Indivisible Colusa showed some neighborly spirit recently when they hit the road heading north to Chico, California, and added their voices to the call to flip the state's 1st Congressional District:

According to FiveThirtyEight, Rep. Doug LaMalfa has a 98.4 percent "Trump score." So it's no wonder this very blue state is eager to show him the door.

Must-see ad from an oncologist and Texas Democrat running for Congress

Dr. Jason Westin is an award-winning oncologist and cancer researcher. He's also a Democrat in the still-red state of Texas.

And he's got a campaign video that is an absolute must-see.

Remember, "don't mess with Texas" applies to all Texans — especially those who are ready to stand up to Trump.

California Senate rebukes Trump's FCC, passes net neutrality law

Under Trump, the Federal Communications Commission has upended the crucial net neutrality regulations which help to ensure free debate and open access to the internet for everyone.

But California is fighting back.

The California State Senate approved a bill that would place its own net neutrality protections on internet service providers, in a direct challenge to the FCC.

The bill passed 21-12, with all votes in favor coming from Democrats.
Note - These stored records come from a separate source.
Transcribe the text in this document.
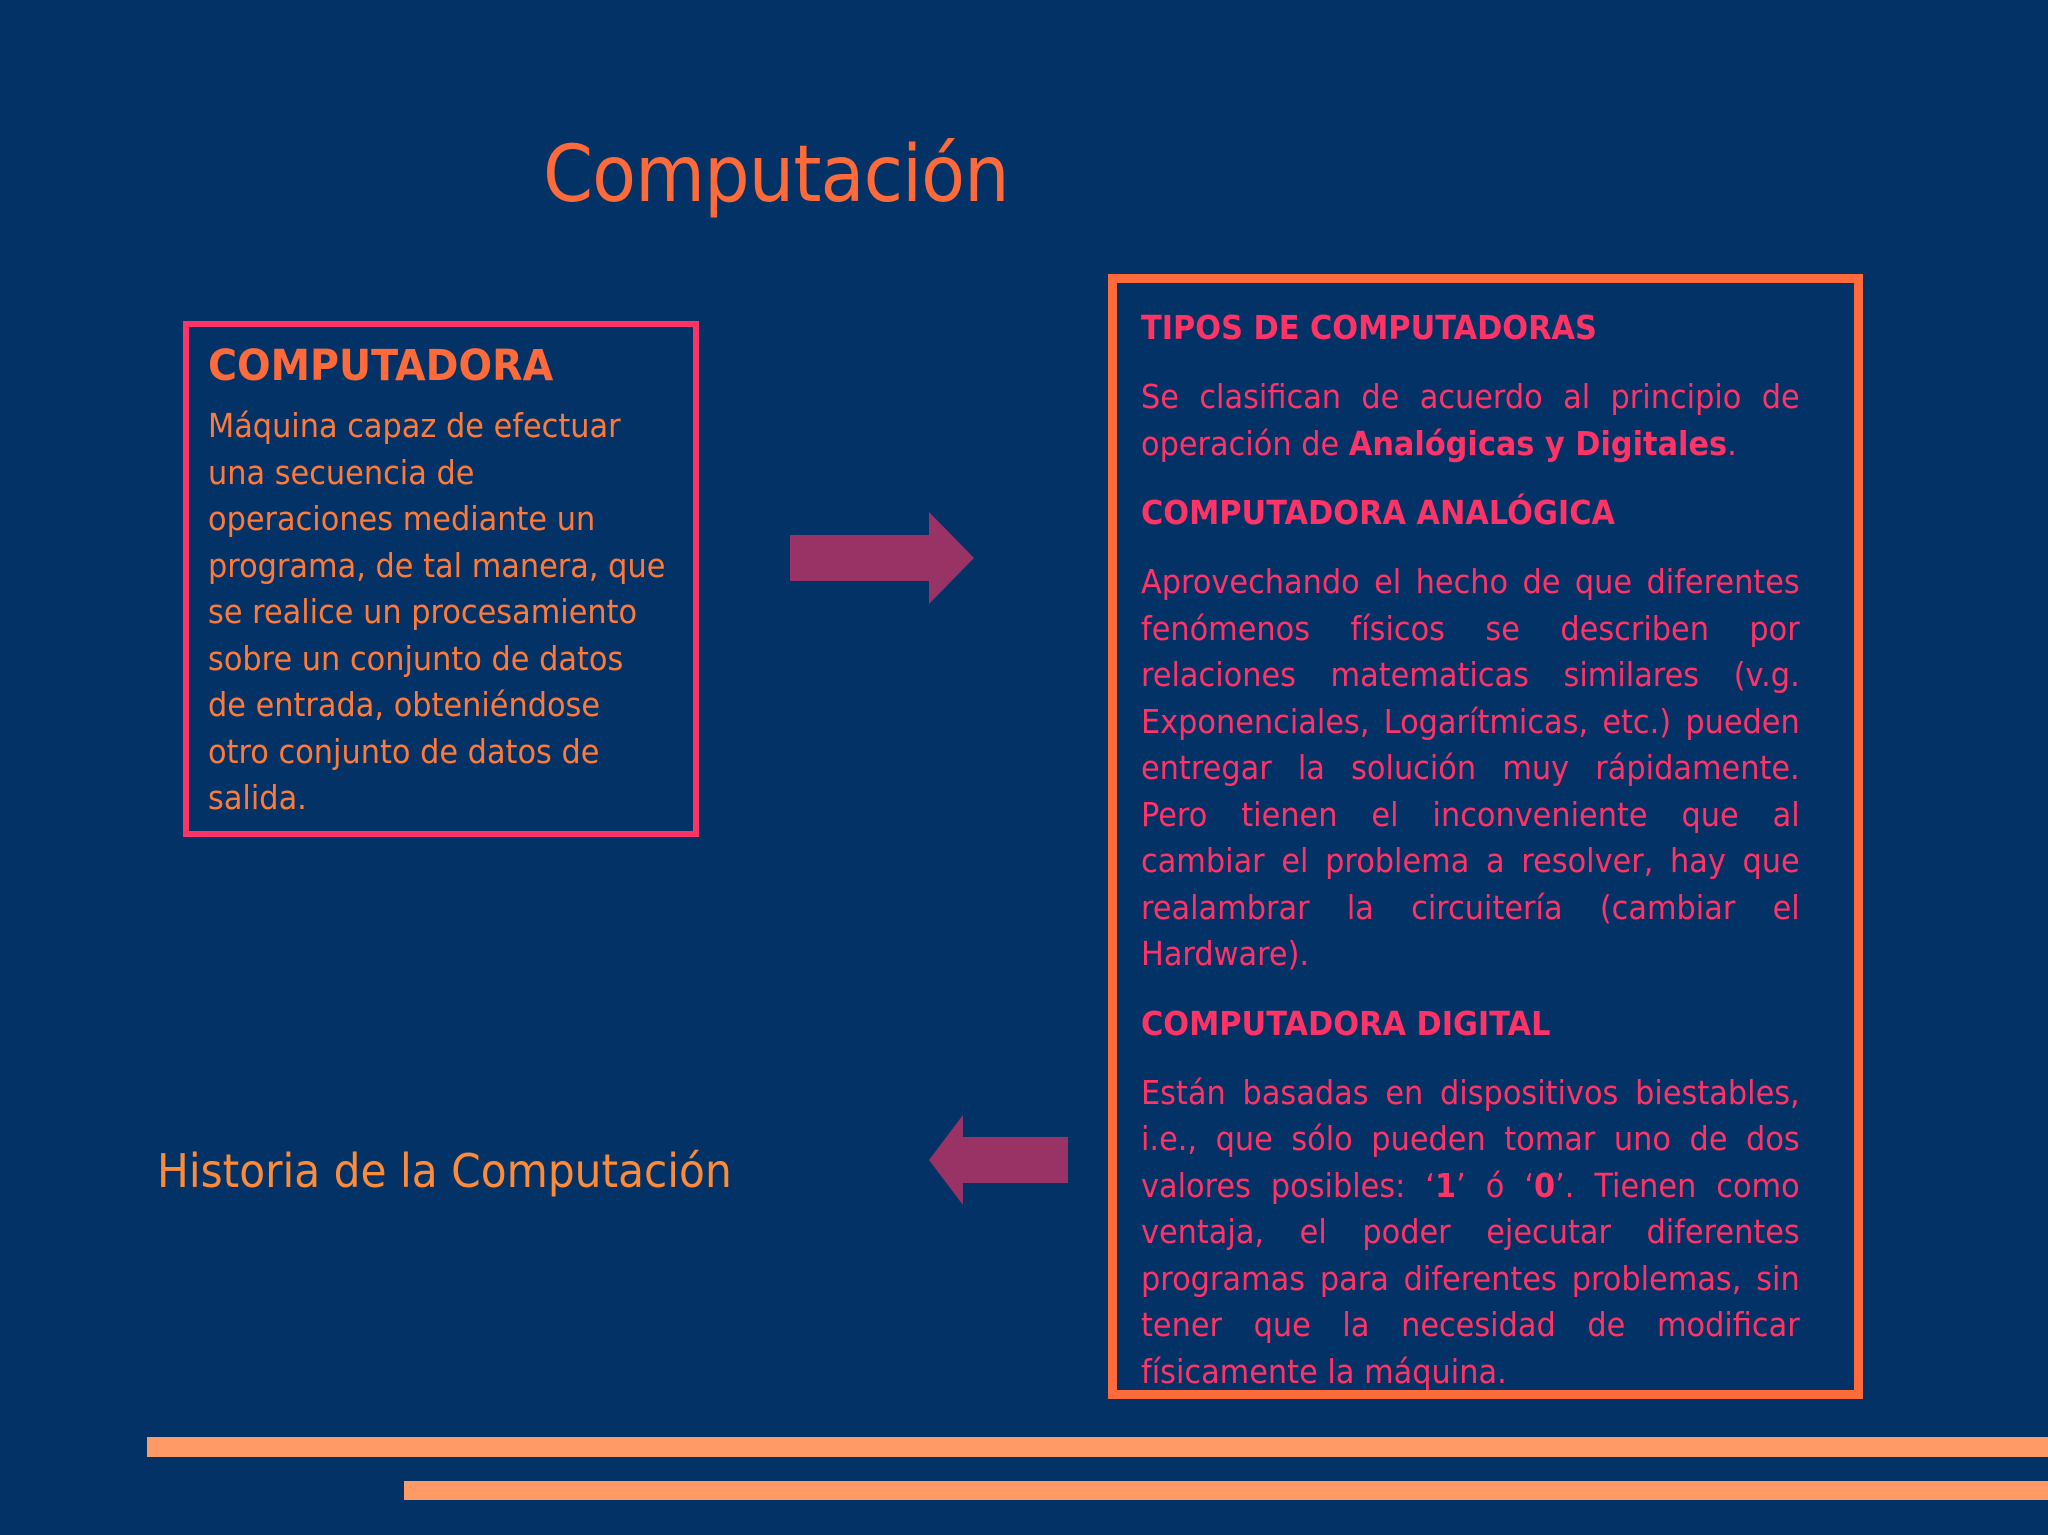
Computación
COMPUTADORA

Máquina capaz de efectuar una secuencia de operaciones mediante un programa, de tal manera, que se realice un procesamiento sobre un conjunto de datos de entrada, obteniéndose otro conjunto de datos de salida.

Historia de la Computación
TIPOS DE COMPUTADORAS

Se clasifican de acuerdo al principio de operación de Analógicas y Digitales.

COMPUTADORA ANALÓGICA

Aprovechando el hecho de que diferentes fenómenos físicos se describen por relaciones matematicas similares (v.g. Exponenciales, Logarítmicas, etc.) pueden entregar la solución muy rápidamente. Pero tienen el inconveniente que al cambiar el problema a resolver, hay que realambrar la circuitería (cambiar el Hardware).

COMPUTADORA DIGITAL

Están basadas en dispositivos biestables, i.e., que sólo pueden tomar uno de dos valores posibles: ‘1’ ó ‘0’. Tienen como ventaja, el poder ejecutar diferentes programas para diferentes problemas, sin tener que la necesidad de modificar físicamente la máquina.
It now heads to the State Assembly, where Democrats also hold a massive majority of 53-25 over Republicans.

Alongside lawsuits from multiple states, this move by the California Senate ought to make it crystal clear to the Trump administration that attacking access to the internet will be met with consistent fire.

ACTION ALERT: Mueller firing rapid response

Trump has made it abundantly clear that he is willing to do anything to protect himself from the Russia investigation, and firing special counsel Robert Mueller may very well be on his mind — just like it was last June.

MoveOn has everything you need to know about the rapid response that must occur if Trump actually goes ahead with his seeming goal to plunge the nation into an all-out constitutional crisis.

Your escape back to the Obama years is now in theaters

Remember when we had a competent, intelligent, good-hearted president?

Unfortunately, time travel has yet to be invented, but you can get as close to it as possible by simply heading to your local movie theater or tuning in to On Demand.

"The Final Year" is a unique look at the inner workings of the Obama administration during President Barack Obama's last year in office.

Watch the trailer, catch the movie, and reminisce — then, as the man always said, get fired up and ready to go!